Description de l'œuvre
L’espace du tableau est une brèche, à la fois temporelle et spatiale. J’envisage mon support comme un "templum", un espace délimité, le lieu d’observation qu’utilisaient les augures pour interpréter les présages; un arrêt, un espace et un temps d’arrêt et de réflexion. Cet espace, je le conçois faisant partie d’un tout simplement suggéré. Les formes coupées (jambes, feuillage) indiquent ce hors champ; la scène se poursuit au-delà du tableau, elle déborde. Le temps est présent, se manifeste par la technique de la peinture l’huile qui impose sa temporalité et ainsi que par la représentation d’un corps vieilli qui est dépôt, marquage du passage. Les corps enchâssés sont imbriqués dans une profondeur qui les englobe. Une profondeur faite de superpositions de feuilles, d’aplats translucides qui voilent les corps. Toute une végétation à la fois abris et envahissement. Des liens, une complexité entre les figures, un jeu entre les figures et le végétal; un dialogue entre l’humain et le végétal. « Faudra se serrer Comme une forêt vierge Faudra se mêler Nos lianes infinies » Bashung Dehors
À propos de l'artiste
Partant de la posture de me prendre comme modèle, objet et non sujet, j’utilise depuis vingt-cinq ans ce personnage archétypal dont le reflet est dépossédé de personnalité pour n’être qu’un corps-lieu, une in-carnation. Dans ce dispositif contraignant et répétitif de ce corps bipolaire – modèle et peignant -, je cherche la tension, tension du corps.Ce corps unique et multiplié m’a servi et me sert à un déploiement de questionnements autour de l’humain et sa place dans l’espace et dans le temps.

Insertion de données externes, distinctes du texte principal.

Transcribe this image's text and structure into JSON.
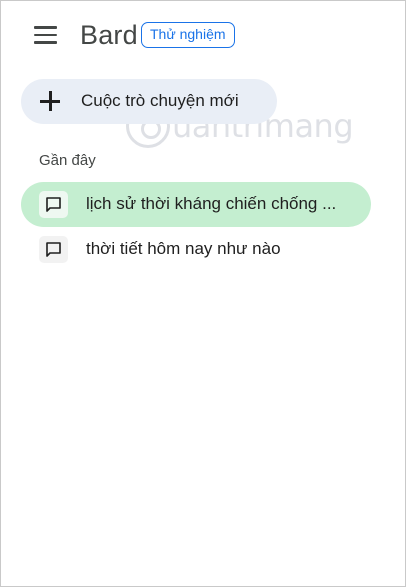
{
  "header": {
    "title": "Bard",
    "badge": "Thử nghiệm"
  },
  "new_chat": {
    "label": "Cuộc trò chuyện mới"
  },
  "recent": {
    "title": "Gần đây",
    "items": [
      {
        "label": "lịch sử thời kháng chiến chống ...",
        "active": true
      },
      {
        "label": "thời tiết hôm nay như nào",
        "active": false
      }
    ]
  },
  "watermark": {
    "text": "uantrimang"
  },
  "icons": {
    "menu": "hamburger-menu-icon",
    "new_chat": "plus-icon",
    "chat": "chat-bubble-icon"
  },
  "colors": {
    "accent": "#1a73e8",
    "active_item": "#c4eed0",
    "new_chat_bg": "#e9eef6"
  }
}
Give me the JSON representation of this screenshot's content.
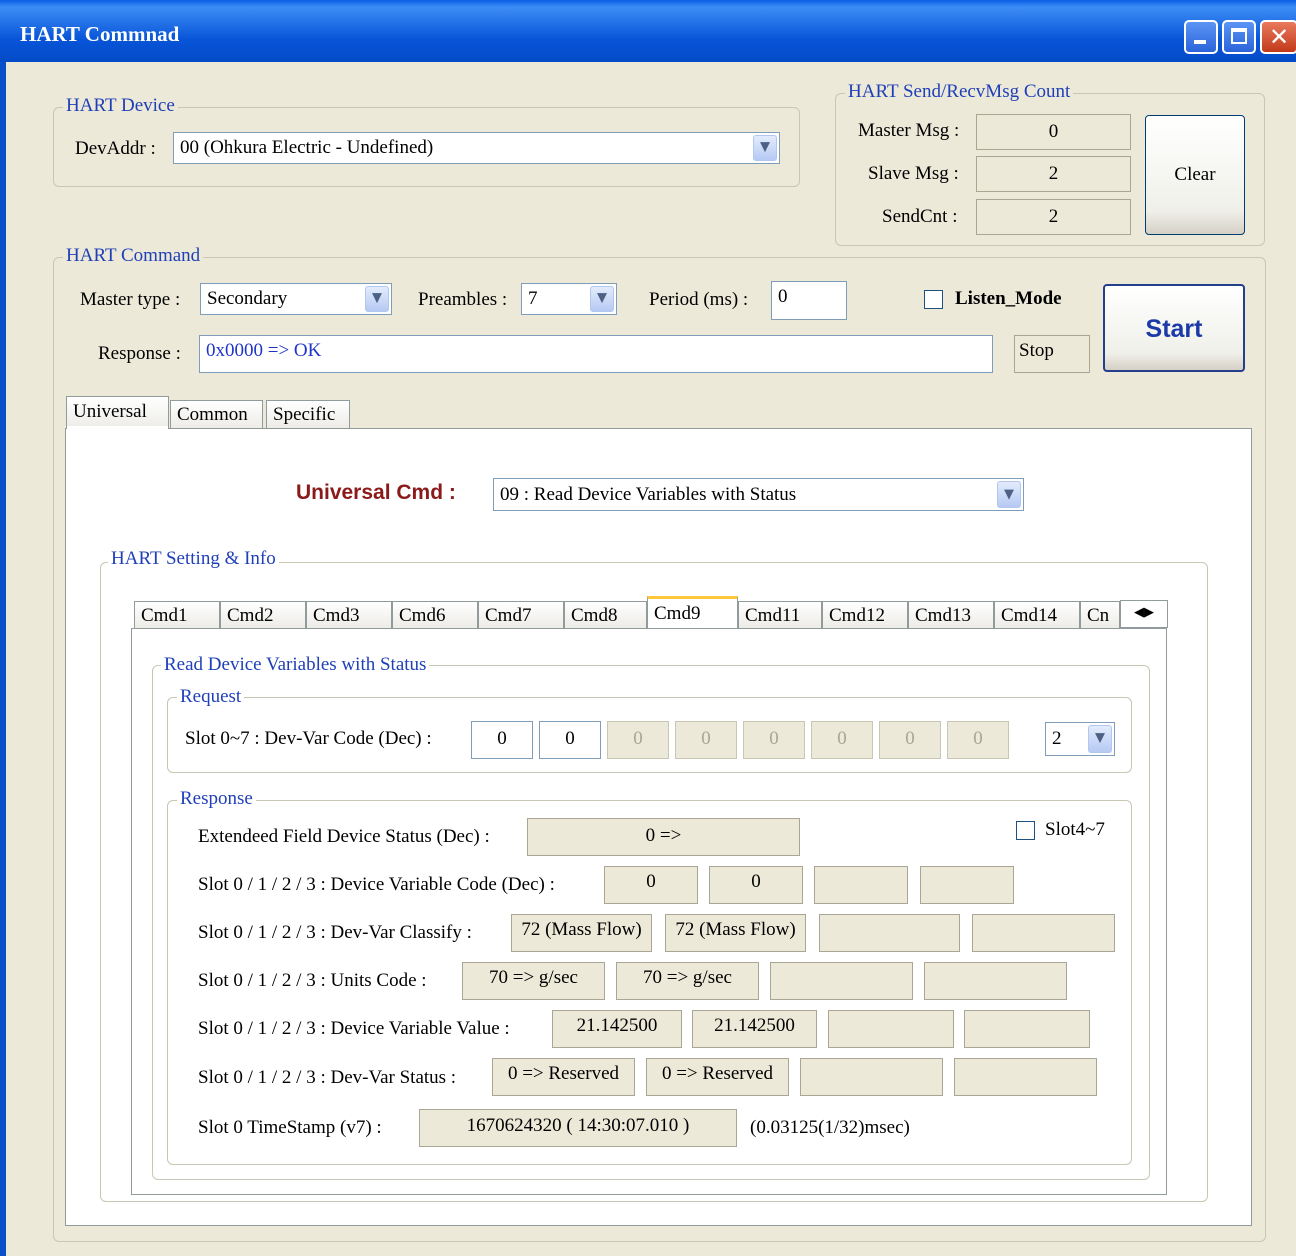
{
  "window": {
    "title": "HART Commnad"
  },
  "hart_device": {
    "group_label": "HART Device",
    "devaddr_label": "DevAddr :",
    "devaddr_value": "00  (Ohkura Electric - Undefined)"
  },
  "msg_count": {
    "group_label": "HART Send/RecvMsg Count",
    "master_label": "Master Msg :",
    "master_value": "0",
    "slave_label": "Slave Msg :",
    "slave_value": "2",
    "sendcnt_label": "SendCnt :",
    "sendcnt_value": "2",
    "clear_label": "Clear"
  },
  "hart_command": {
    "group_label": "HART Command",
    "master_type_label": "Master type :",
    "master_type_value": "Secondary",
    "preambles_label": "Preambles :",
    "preambles_value": "7",
    "period_label": "Period (ms) :",
    "period_value": "0",
    "listen_mode_label": "Listen_Mode",
    "start_label": "Start",
    "response_label": "Response :",
    "response_value": "0x0000 => OK",
    "stop_label": "Stop"
  },
  "tabs": [
    "Universal",
    "Common",
    "Specific"
  ],
  "universal": {
    "cmd_label": "Universal Cmd :",
    "cmd_value": "09 : Read Device Variables with Status",
    "setting_label": "HART Setting & Info"
  },
  "cmd_tabs": [
    "Cmd1",
    "Cmd2",
    "Cmd3",
    "Cmd6",
    "Cmd7",
    "Cmd8",
    "Cmd9",
    "Cmd11",
    "Cmd12",
    "Cmd13",
    "Cmd14",
    "Cn"
  ],
  "cmd9": {
    "group_label": "Read Device Variables with Status",
    "request": {
      "label": "Request",
      "slot_label": "Slot 0~7 : Dev-Var Code (Dec) :",
      "slots": [
        "0",
        "0",
        "0",
        "0",
        "0",
        "0",
        "0",
        "0"
      ],
      "count_value": "2"
    },
    "response": {
      "label": "Response",
      "ext_status_label": "Extendeed Field Device Status (Dec) :",
      "ext_status_value": "0 =>",
      "slot47_label": "Slot4~7",
      "var_code_label": "Slot 0 / 1 / 2 / 3 : Device Variable Code (Dec) :",
      "var_code": [
        "0",
        "0",
        "",
        ""
      ],
      "classify_label": "Slot 0 / 1 / 2 / 3 : Dev-Var Classify :",
      "classify": [
        "72 (Mass Flow)",
        "72 (Mass Flow)",
        "",
        ""
      ],
      "units_label": "Slot 0 / 1 / 2 / 3 : Units Code :",
      "units": [
        "70 => g/sec",
        "70 => g/sec",
        "",
        ""
      ],
      "value_label": "Slot 0 / 1 / 2 / 3 : Device Variable Value :",
      "values": [
        "21.142500",
        "21.142500",
        "",
        ""
      ],
      "status_label": "Slot 0 / 1 / 2 / 3 : Dev-Var Status :",
      "status": [
        "0 => Reserved",
        "0 => Reserved",
        "",
        ""
      ],
      "timestamp_label": "Slot 0 TimeStamp (v7) :",
      "timestamp_value": "1670624320  ( 14:30:07.010 )",
      "timestamp_unit": "(0.03125(1/32)msec)"
    }
  }
}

Depuis quelques années, je me réfère à la peinture des primitifs flamands et travaille très souvent sur bois et sur fond noir.
Le fond noir me permet de faire émerger la figure, de l’en extraire pour en souligner l’évanescence. Quant au bois, il offre un rendu très lisse, une matière qui disparaît au profit du glacis.

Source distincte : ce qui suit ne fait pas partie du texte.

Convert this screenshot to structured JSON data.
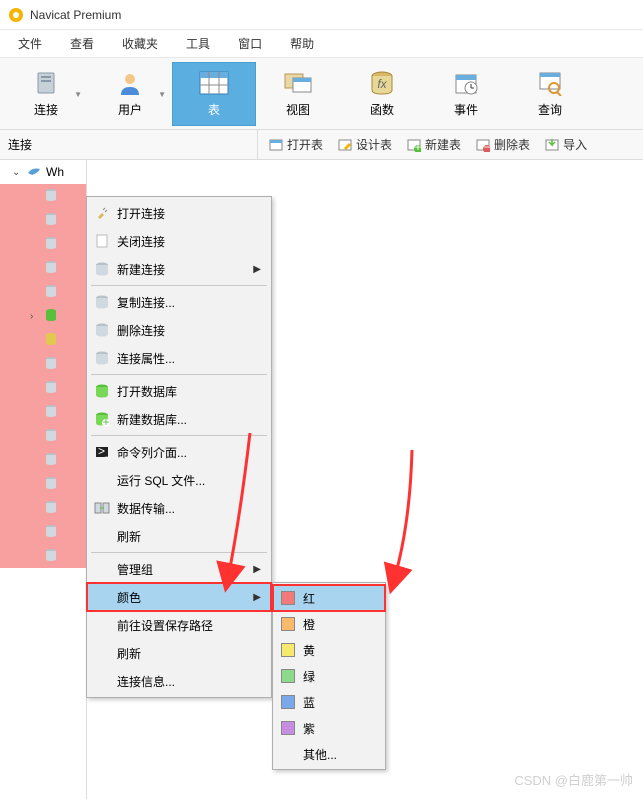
{
  "title": "Navicat Premium",
  "menubar": [
    "文件",
    "查看",
    "收藏夹",
    "工具",
    "窗口",
    "帮助"
  ],
  "toolbar": [
    {
      "label": "连接",
      "icon": "server",
      "dropdown": true
    },
    {
      "label": "用户",
      "icon": "user",
      "dropdown": true
    },
    {
      "label": "表",
      "icon": "table",
      "active": true
    },
    {
      "label": "视图",
      "icon": "view"
    },
    {
      "label": "函数",
      "icon": "function"
    },
    {
      "label": "事件",
      "icon": "event"
    },
    {
      "label": "查询",
      "icon": "query"
    }
  ],
  "subbar_left": "连接",
  "subbar_actions": [
    {
      "label": "打开表",
      "icon": "open"
    },
    {
      "label": "设计表",
      "icon": "design"
    },
    {
      "label": "新建表",
      "icon": "new"
    },
    {
      "label": "删除表",
      "icon": "delete"
    },
    {
      "label": "导入",
      "icon": "import"
    }
  ],
  "tree_root": "Wh",
  "context_menu": [
    {
      "label": "打开连接",
      "icon": "plug"
    },
    {
      "label": "关闭连接",
      "icon": "blank"
    },
    {
      "label": "新建连接",
      "icon": "db-new",
      "arrow": true,
      "sep_after": true
    },
    {
      "label": "复制连接...",
      "icon": "db-copy"
    },
    {
      "label": "删除连接",
      "icon": "db-del"
    },
    {
      "label": "连接属性...",
      "icon": "db-prop",
      "sep_after": true
    },
    {
      "label": "打开数据库",
      "icon": "db-open"
    },
    {
      "label": "新建数据库...",
      "icon": "db-add",
      "sep_after": true
    },
    {
      "label": "命令列介面...",
      "icon": "terminal"
    },
    {
      "label": "运行 SQL 文件..."
    },
    {
      "label": "数据传输...",
      "icon": "transfer"
    },
    {
      "label": "刷新",
      "sep_after": true
    },
    {
      "label": "管理组",
      "arrow": true
    },
    {
      "label": "颜色",
      "arrow": true,
      "hov": true,
      "highlight": true
    },
    {
      "label": "前往设置保存路径"
    },
    {
      "label": "刷新"
    },
    {
      "label": "连接信息..."
    }
  ],
  "color_submenu": [
    {
      "label": "红",
      "color": "#f47a7a",
      "hov": true,
      "highlight": true
    },
    {
      "label": "橙",
      "color": "#f7b96e"
    },
    {
      "label": "黄",
      "color": "#f7e96e"
    },
    {
      "label": "绿",
      "color": "#8ed98c"
    },
    {
      "label": "蓝",
      "color": "#7aa8e8"
    },
    {
      "label": "紫",
      "color": "#c58ee0"
    },
    {
      "label": "其他...",
      "color": null
    }
  ],
  "watermark": "CSDN @白鹿第一帅"
}
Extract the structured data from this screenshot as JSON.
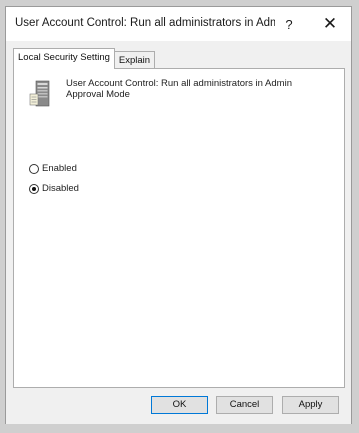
{
  "window": {
    "title": "User Account Control: Run all administrators in Admin Ap...",
    "help_label": "?",
    "close_label": "✕"
  },
  "tabs": [
    {
      "label": "Local Security Setting",
      "active": true
    },
    {
      "label": "Explain",
      "active": false
    }
  ],
  "policy": {
    "name": "User Account Control: Run all administrators in Admin Approval Mode",
    "icon": "policy-server-icon"
  },
  "options": {
    "enabled_label": "Enabled",
    "disabled_label": "Disabled",
    "selected": "Disabled"
  },
  "buttons": {
    "ok_label": "OK",
    "cancel_label": "Cancel",
    "apply_label": "Apply"
  }
}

Les glacis comme une inscription en palimpseste illustrent le dépôt du temps sur le corps, la peau. Ce rendu de vieillissement me fascine. (cf. Le portrait de sa mère à 63 ans de Dürer, la Clotho de Camille Claudel, les autoportraits d’Alice Neel et Helen Schjerfbeck)
Le regard incisif des personnages questionne, interpelle et parfois dérange; ce regard, cette frontalité sont dûs à la quête de l’image dans le miroir.

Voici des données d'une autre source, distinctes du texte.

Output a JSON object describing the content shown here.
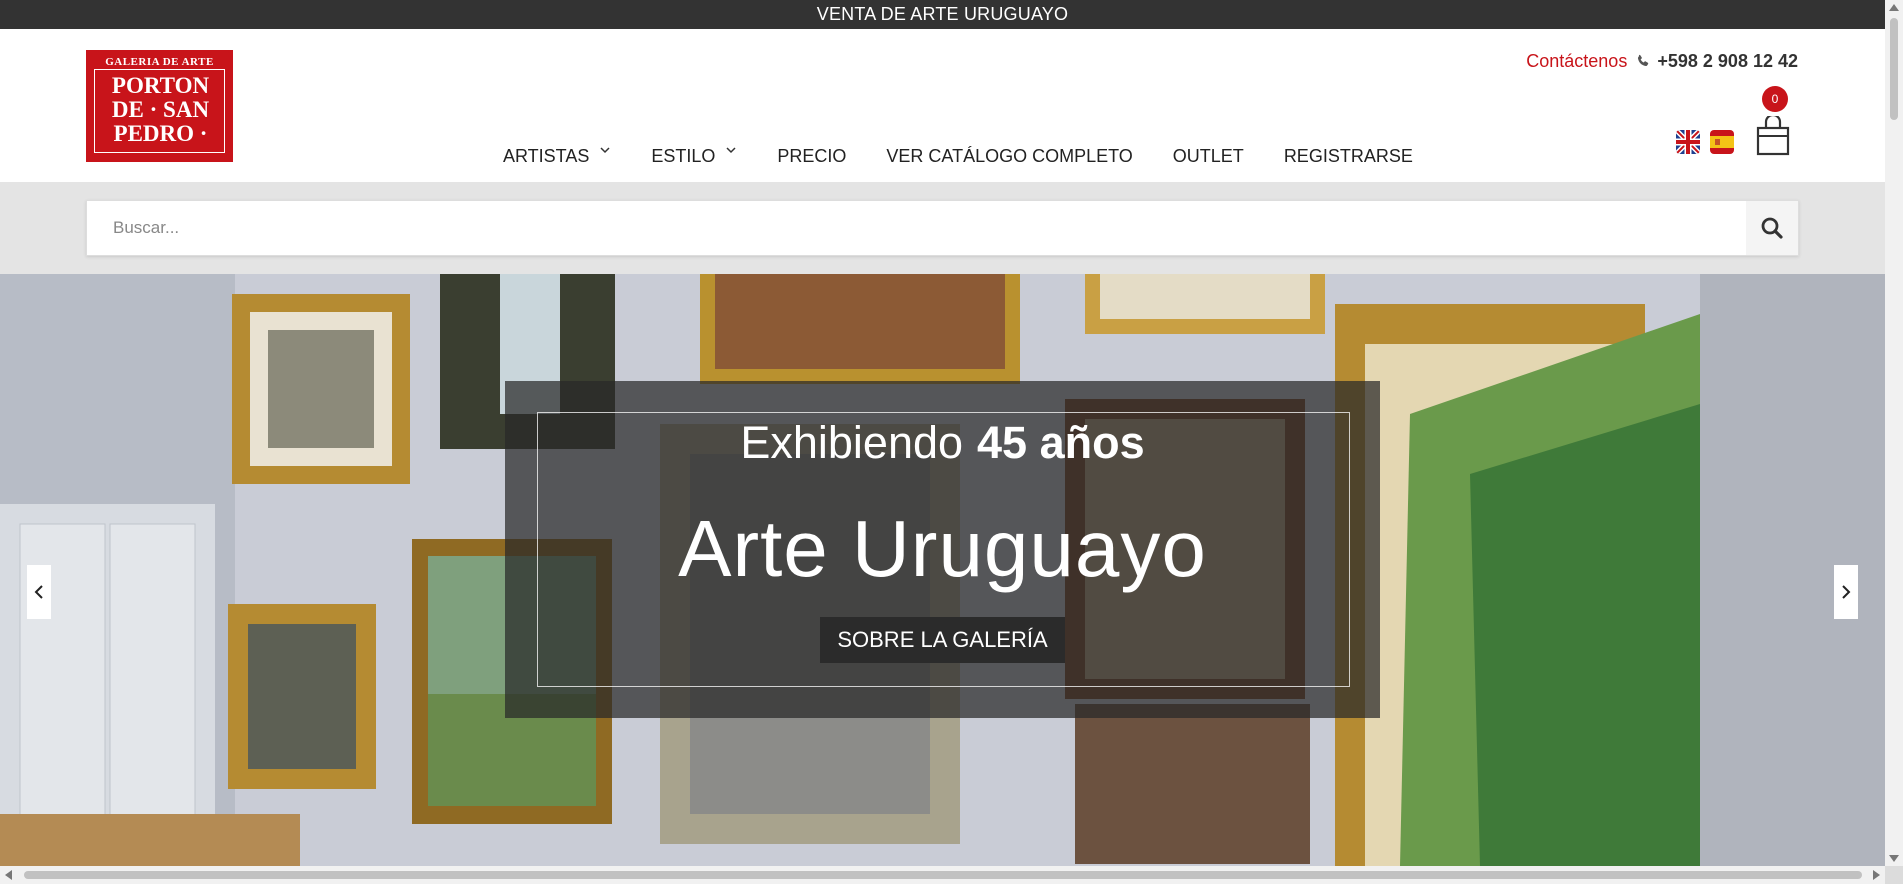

Cette problématique de la vulnérabilité résonne chez les personnes attachées à l’humain, à l’autre, au care. Les amateurs.rices de danse contemporaine sont sensibles à ces corps authentiques dans des poses souvent grotesques, des liens aléatoires, cette accumulation de personnages qui structurent l’espace de la toile.
La taille, la forme disent l’humain. Tout doit se jouer dans une envergure moyenne, à portée de main, à portée de corps. Puisque posant, je peins.